Teng ordered additional blood and urine tests to confirm the initial results.
“We found that her kidneys were not retaining all the phosphorous. Instead she was urinating it out, causing her blood phosphorus level to be low,” explained Teng. “Upon further testing, we found that she had a high FGF23 hormone level (fibroblast growth factor 23), which regulates phosphorus balance in our body. Once we found out that she had a high FGF23 level with her age, my main concern was that she had a tumor-induced osteomalacia.”
Tumor-induced osteomalacia is a bone-weakening disease caused by one or more typically benign, slow-growing tumors. These tumors produce high levels of FGF23, which limits the ability of the kidneys to reabsorb phosphate. The first signs of the disease, also known as oncogenic osteomalacia, include fractures, bone pain and muscle weakness.
“One of the challenges with this disorder is these patients go undiagnosed for years,” Teng said. “These tumors are classically very hard to find and fewer than 1,000 cases have been reported worldwide.”
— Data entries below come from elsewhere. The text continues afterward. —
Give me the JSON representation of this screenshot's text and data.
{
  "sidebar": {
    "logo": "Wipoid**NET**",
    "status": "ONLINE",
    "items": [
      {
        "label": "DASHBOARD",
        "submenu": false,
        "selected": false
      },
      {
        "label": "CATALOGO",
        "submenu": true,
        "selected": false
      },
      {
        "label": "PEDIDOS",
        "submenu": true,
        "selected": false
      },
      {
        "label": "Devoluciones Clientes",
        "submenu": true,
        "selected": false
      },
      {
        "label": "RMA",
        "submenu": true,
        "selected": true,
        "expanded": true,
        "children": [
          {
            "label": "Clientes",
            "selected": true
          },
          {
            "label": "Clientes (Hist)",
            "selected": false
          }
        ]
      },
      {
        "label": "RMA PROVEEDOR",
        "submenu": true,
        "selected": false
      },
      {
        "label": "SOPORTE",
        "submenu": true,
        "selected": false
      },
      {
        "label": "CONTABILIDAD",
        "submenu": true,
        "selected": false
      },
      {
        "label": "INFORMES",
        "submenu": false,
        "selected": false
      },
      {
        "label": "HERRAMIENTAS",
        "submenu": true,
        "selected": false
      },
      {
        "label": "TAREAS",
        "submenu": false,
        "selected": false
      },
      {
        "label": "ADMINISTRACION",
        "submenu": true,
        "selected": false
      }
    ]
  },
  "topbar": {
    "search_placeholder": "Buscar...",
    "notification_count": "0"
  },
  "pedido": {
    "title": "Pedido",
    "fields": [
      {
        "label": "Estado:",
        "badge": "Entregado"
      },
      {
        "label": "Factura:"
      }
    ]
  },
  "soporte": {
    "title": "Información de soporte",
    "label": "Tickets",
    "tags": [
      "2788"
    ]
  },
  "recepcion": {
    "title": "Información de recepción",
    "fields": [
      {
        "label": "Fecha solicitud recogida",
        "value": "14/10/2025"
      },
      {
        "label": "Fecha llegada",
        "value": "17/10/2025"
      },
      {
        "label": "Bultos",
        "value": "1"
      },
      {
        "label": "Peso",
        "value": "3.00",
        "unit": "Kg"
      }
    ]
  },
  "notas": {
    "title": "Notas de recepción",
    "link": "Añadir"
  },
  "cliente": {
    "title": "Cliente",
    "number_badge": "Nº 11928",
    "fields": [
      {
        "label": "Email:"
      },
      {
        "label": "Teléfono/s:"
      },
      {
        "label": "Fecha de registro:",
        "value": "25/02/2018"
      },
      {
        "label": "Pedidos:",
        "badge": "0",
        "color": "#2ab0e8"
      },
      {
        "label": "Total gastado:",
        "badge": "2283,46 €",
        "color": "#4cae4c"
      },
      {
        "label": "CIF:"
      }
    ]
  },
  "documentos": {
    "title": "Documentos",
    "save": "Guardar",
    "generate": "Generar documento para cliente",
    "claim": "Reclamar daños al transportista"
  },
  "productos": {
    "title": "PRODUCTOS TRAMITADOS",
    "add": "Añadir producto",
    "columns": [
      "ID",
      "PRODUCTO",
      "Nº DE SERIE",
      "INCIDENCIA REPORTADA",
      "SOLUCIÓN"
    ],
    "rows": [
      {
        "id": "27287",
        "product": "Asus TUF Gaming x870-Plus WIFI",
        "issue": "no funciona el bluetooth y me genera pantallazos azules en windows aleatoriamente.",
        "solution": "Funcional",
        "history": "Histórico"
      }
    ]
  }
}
Teng ordered a dotatate PET scan for Tucker, which is commonly used to find and monitor neuroendocrine tumors. The results showed a large mass on the big toe of Tucker’s left foot, the same toe which had swelled up the previous year.
“It was truly a relief to finally learn what was wrong with my body and to have a plan to fix it,” said Tucker.
In September 2021, over four years after her joint and back pain began, Tucker underwent surgery to have the tumor removed. Her recovery is ongoing, and her phosphorous levels are still low, but they have improved. Tucker is now pain free as she continues to take phosphorus medication and activated vitamin D to keep her levels up.
“I am so thankful to every doctor and department I interacted with at UC Davis Health,” said Tucker. “You see that they want to help you and involve you at every step of your care. When you are in pain and emotionally drained you want to be treated by someone you trust and who listens to you.”